PUNGO — Youth from a leadership development camp visited the Virginia Beach Mounted Patrol Unit at its barn in Pungo on Wednesday, July 20, bringing city kids in contact with law enforcement officers who work on horseback.
Members of the Urban Summer Academy, most from Norfolk, watched a demonstration by mounted patrol members, came face to face with the horses, toured the barn and fed the horses carrots and apples.
Charles Perkins, 10, of Norfolk, said he enjoyed the chance to see the people and horses at work at the barn. Especially one horse.
“I liked the one named Disney,” he said, noting that she was the prettiest horse and had the most spots. Though he’s from the city, he said he’s had a chance to see horses in action, and he once got to ride one at a park in Norfolk.
Some children had been exposed to horses before, including one youth who visits a family farm in North Carolina, while others had not. Regardless of experience, they seemed to have a good time.
“I thought it was awesome and epic,” said Sadiq Bengono, 10, of Norfolk. He added that he thinks he has a bond with horses, dogs and guinea pigs, though his guinea pig bit him once.
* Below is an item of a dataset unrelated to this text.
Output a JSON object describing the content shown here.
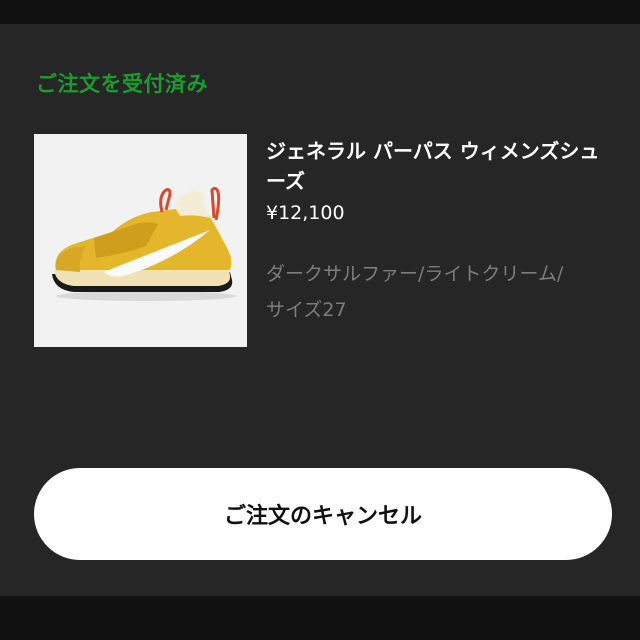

The trip was hosted by the Virginia Beach Police Benevolent Association Local 34, which supports more than 300 members and works to strengthen ties with the community. This is the second year the association has hosted the trip, according to Master Police Officer Brian Luciano, president of the organization.
“It’s good for the kids to understand that we don’t just do police work,” said Sgt. M.J. Crooke of the mounted patrol. “This is a totally different side of the police. … When we go to the neighborhoods, the Oceanfront, some people have never seen a horse or touched a horse.”
Master Police Officer Aaron Dove of the mounted patrol also serves as secretary of the association. He helped lead tours and explained aspects of the mounted patrol to the children.
“It’s just a great way of getting out in the community and letting people know what we do as a union and also as a police department,” he said. “And it’s fun.”
The Urban Summer Academy works with government, community and educational organizations to provide opportunities for youth.
The academy is in partnership with Regent University’ Youth & Urban Renewal Center, according to a website for the program, which is run through the non-profit Global Institute for Empowerment & Leadership Development, or GIELD. Its founder is Dr. Antipas Harris, who also serves on the Regent faculty.
Meloney Mosley, who coordinated the trip for the academy, said the trip aimed to connect children from an urban setting to public agencies, including police. It’s important work.
“We’re not just talking about it,” she said. “We’re doing something about it.”